Me estremezco recordando a Inés y a Galán; a Nino y a Pepe el portugués; y a Manolita, y a Guillermo, y a Germán y a María…
Y lo hizo para embarcarse en un libro que, con las tapas palpitando calientes sobre la mesa donde lo dejé ya cerrado, sin marcador y las lágrimas secándose en mis mejillas tras ese último capítulo de apenas treinta páginas escrito con tanta torpeza como dignidad por su ahora viudo, García Montero, con las indicaciones que esta, en la fase terminal de la enfermedad, le iba dictando, se me antoja de un romanticismo y de una tristeza tal que soy incapaz de dejar de llorar.
Una historia, esta, tan premonitoria que no puedo más que estremecerme en una desazón de la cual no logro desprenderme.
Sería tan sencillo. Bastaría con un megalómano multimillonario de la talla de Don Amancio Ortega, conocido como el Caballero; una especie de adalid salvador de la patria, un visionario adorado por el pueblo y benefactor equilibrista de los impuestos, que tan pronto explota a los niños de una fábrica en un suburbio de Dhaka como surte de máquinas carísimas para detectar el cáncer de los niños en Madrid.
Alguien con los fondos suficientes como para financiar a los mejores científicos, capaces de sintetizar y distribuir sin demasiado esfuerzo un virus o varios. Y sus antídotos.
Alguien con los fondos suficientes como para contratar a los mejores informáticos, capaces de tumbar Internet y administrar el acceso a determinados usuarios.
Un empresaurio o un grupo de ellos, sin escrúpulos, capaces de fabricar políticos a medida y los mantras perfectamente diseñados que estos deben inocular a una ciudadanía manipulable, desafecta, hastiada de tanta promesa incumplida y de tanta corrupción. Controlar los medios, repetir una y otra y otra y otra vez las mismas noticias teatralizadas en distintos canales, insuflando inseguridad. Odio. Recelo.
Subordinar a las actuales policías del Estado a las órdenes de los vigilantes de seguridad y matones de discoteca.

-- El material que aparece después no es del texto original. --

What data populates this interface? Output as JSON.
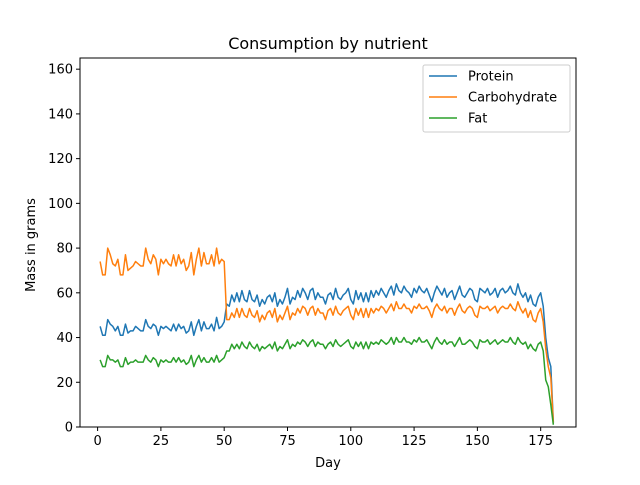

Y ya está. No se necesita nada más para hacer del neoliberalismo la nueva religión, si no lo es ya. Rentabilizar al máximo nuestras controladas libertades, obligándonos a consumir lo que ellos nos digan, dónde y cuándo ellos nos digan. Hacer de la educación y de la sanidad no bienes públicos sino productos de mercado. Un simulacro de vida controlada donde únicamente se nos permite ser felices. Donde directamente se nos impone ser ostensiblemente felices. Y donde las diferencias entre una minoría privilegiada y los millones que conformamos la masa todavía están más acrecentadas.
Esta será la última novela de Almudena Grandes que os emplace a leer, pero quizás la más necesaria. Así que, por favor, ¡abrid bien los ojos! Porque nada, por mucho que nos digan, absolutamente nada va a mejorar.